Tuesday, September 10, 2013

JUST THINK HOW BORING CANADA WOULD BE WITHOUT QUEBEC.





When I was a young man living in Edmonton I was a Separatist. Not one of those naive ideologues who imagined Alberta going it alone as a separate country, but a Quebec Separatist. I felt it was perfectly understandable, perhaps inevitable, that Quebec would eventually choose to become a sovereign nation. Canada had done it, why not Quebec? My few Quebecois friends were offended. No matter how much I protested that I was a genuine Sovereignist, they insisted on interpreting my stance as either a hostile rejection of Quebec, or "calling the bluff". My Quebecois friends were not Sovereignists, so they found my acceptance of Quebec sovereignty upsetting and confusing. They insisted I was just posturing because they wanted to believe I was. I wasn't.

I'm not Quebecois, and I have little appreciation of what it means to preserve an island of Quebecois culture in an Anglo sea. This is why we have sovereign countries; so peculiar people can develop peculiar solutions to their peculiar problems, without imposing their solutions on other equally peculiar people who have different and equally peculiar problems. In other words, I believe in Quebec, and I think we should trust the Quebecois to sort themselves out.

We don't have any language police where I live. And, when I hear of debates over whether you can sell "Pasta" in an Italian restaurant, or clerks being fined because they said "Hello" before they said "Bonjour", I'm glad we don't. Quebec looks silly when they do these things, but things often look silly to those who don't understand.

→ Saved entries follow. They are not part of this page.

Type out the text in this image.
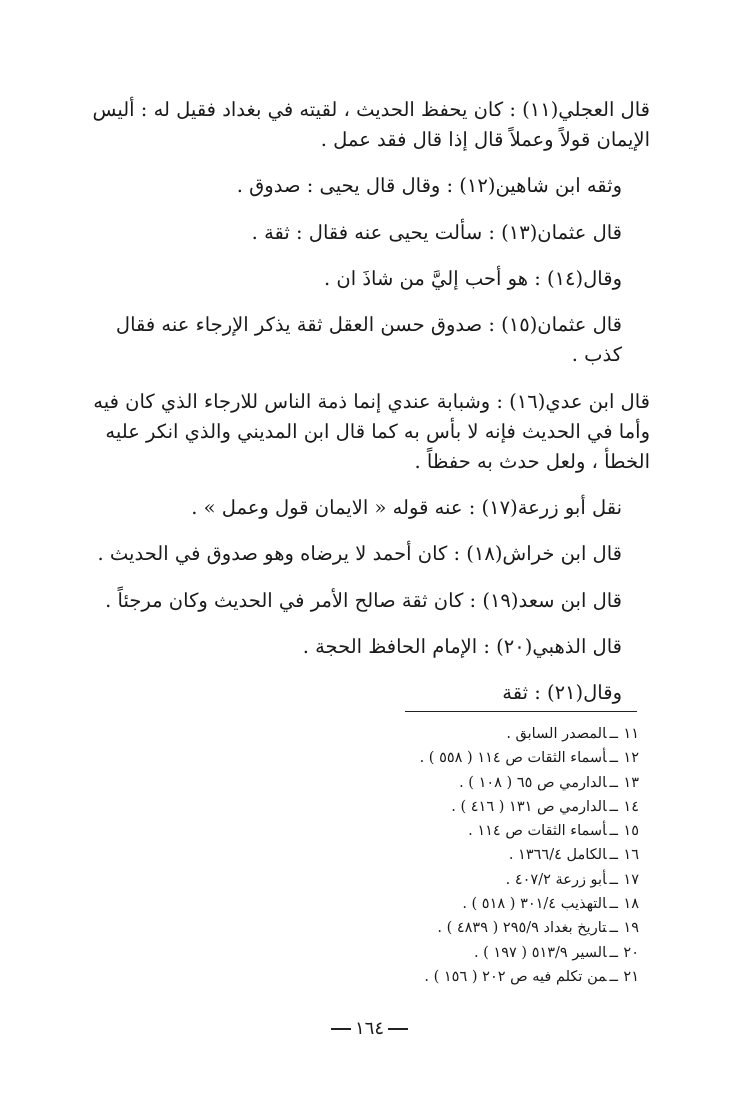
قال العجلي(١١) : كان يحفظ الحديث ، لقيته في بغداد فقيل له : أليس الإيمان قولاً وعملاً قال إذا قال فقد عمل .

وثقه ابن شاهين(١٢) : وقال قال يحيى : صدوق .

قال عثمان(١٣) : سألت يحيى عنه فقال : ثقة .

وقال(١٤) : هو أحب إليَّ من شاذَ ان .

قال عثمان(١٥) : صدوق حسن العقل ثقة يذكر الإرجاء عنه فقال كذب .

قال ابن عدي(١٦) : وشبابة عندي إنما ذمة الناس للارجاء الذي كان فيه وأما في الحديث فإنه لا بأس به كما قال ابن المديني والذي انكر عليه الخطأ ، ولعل حدث به حفظاً .

نقل أبو زرعة(١٧) : عنه قوله « الايمان قول وعمل » .

قال ابن خراش(١٨) : كان أحمد لا يرضاه وهو صدوق في الحديث .

قال ابن سعد(١٩) : كان ثقة صالح الأمر في الحديث وكان مرجئاً .

قال الذهبي(٢٠) : الإمام الحافظ الحجة .

وقال(٢١) : ثقة

١١ــالمصدر السابق .
١٢ــأسماء الثقات ص ١١٤ ( ٥٥٨ ) .
١٣ــالدارمي ص ٦٥ ( ١٠٨ ) .
١٤ــالدارمي ص ١٣١ ( ٤١٦ ) .
١٥ــأسماء الثقات ص ١١٤ .
١٦ــالكامل ١٣٦٦/٤ .
١٧ــأبو زرعة ٤٠٧/٢ .
١٨ــالتهذيب ٣٠١/٤ ( ٥١٨ ) .
١٩ــتاريخ بغداد ٢٩٥/٩ ( ٤٨٣٩ ) .
٢٠ــالسير ٥١٣/٩ ( ١٩٧ ) .
٢١ــمن تكلم فيه ص ٢٠٢ ( ١٥٦ ) .
١٦٤
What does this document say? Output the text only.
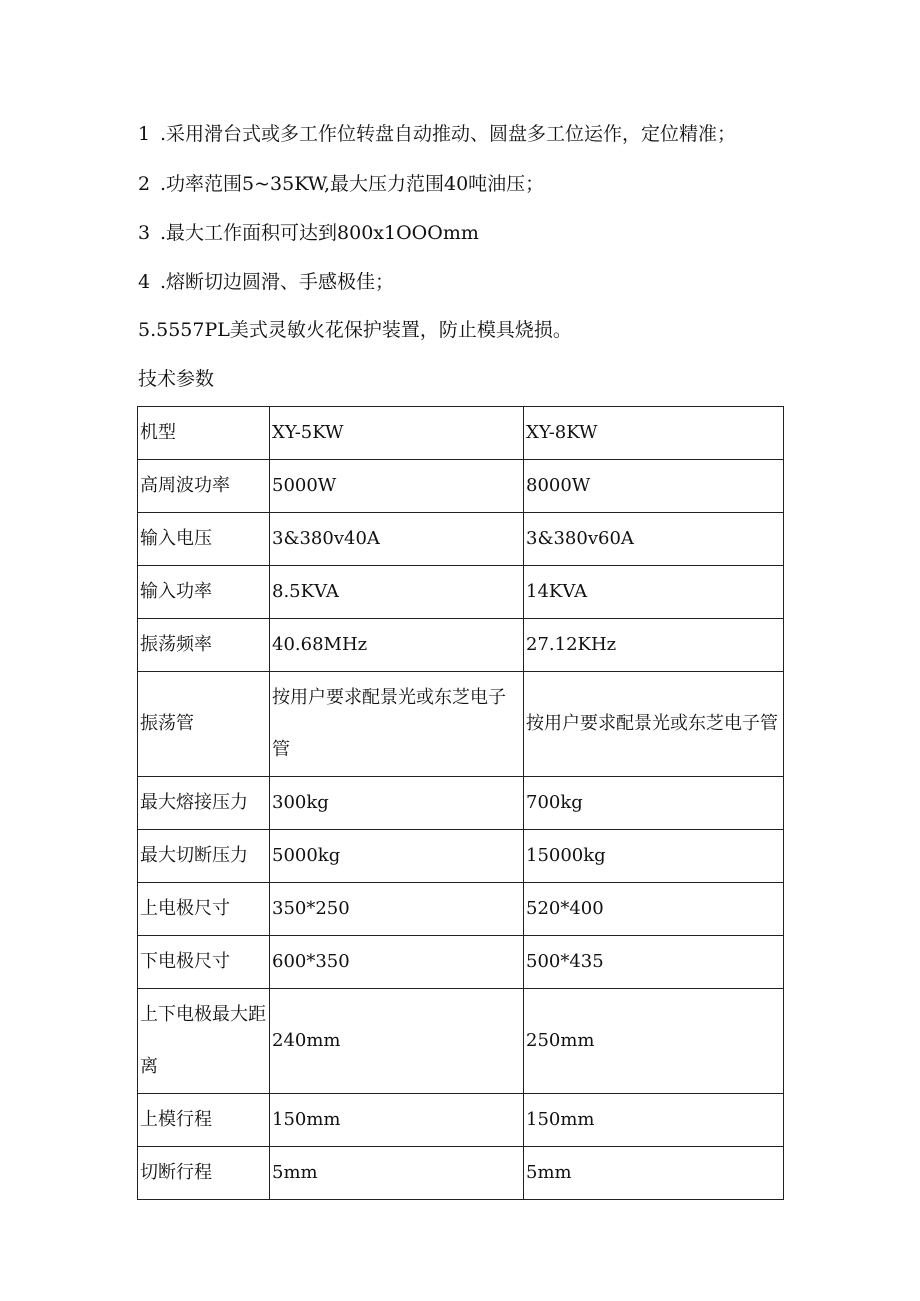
1 .采用滑台式或多工作位转盘自动推动、圆盘多工位运作，定位精准；
2 .功率范围5~35KW,最大压力范围40吨油压；
3 .最大工作面积可达到800x1OOOmm
4 .熔断切边圆滑、手感极佳；
5.5557PL美式灵敏火花保护装置，防止模具烧损。
技术参数
机型	XY-5KW	XY-8KW
高周波功率	5000W	8000W
输入电压	3&380v40A	3&380v60A
输入功率	8.5KVA	14KVA
振荡频率	40.68MHz	27.12KHz
振荡管	按用户要求配景光或东芝电子管	按用户要求配景光或东芝电子管
最大熔接压力	300kg	700kg
最大切断压力	5000kg	15000kg
上电极尺寸	350*250	520*400
下电极尺寸	600*350	500*435
上下电极最大距离	240mm	250mm
上模行程	150mm	150mm
切断行程	5mm	5mm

Now Quebec Premier, Pauline Marois, is promoting the idea of banning "religious" symbols in the Service de Publique. This seems silly to me, but what do I know? If the Quebecois want to establish a Government dress code, hairstyle or funny walk let them try. They're a democracy, and the people of Quebec are free to change the government, leave the civil service, withhold their taxes, practice civil disobedience, or move to more hospitable regions of the country as the Mayor of Calgary has been encouraging them to do. As long as they're part of Canada, of course, they'll have to deal with a Supreme Court that will ultimately decide if what they’re trying to do is constitutional. And if they’re told it isn’t Quebec can still leave. They are a peculiar people, with their own peculiar problems. And I’m still a Sovereignist.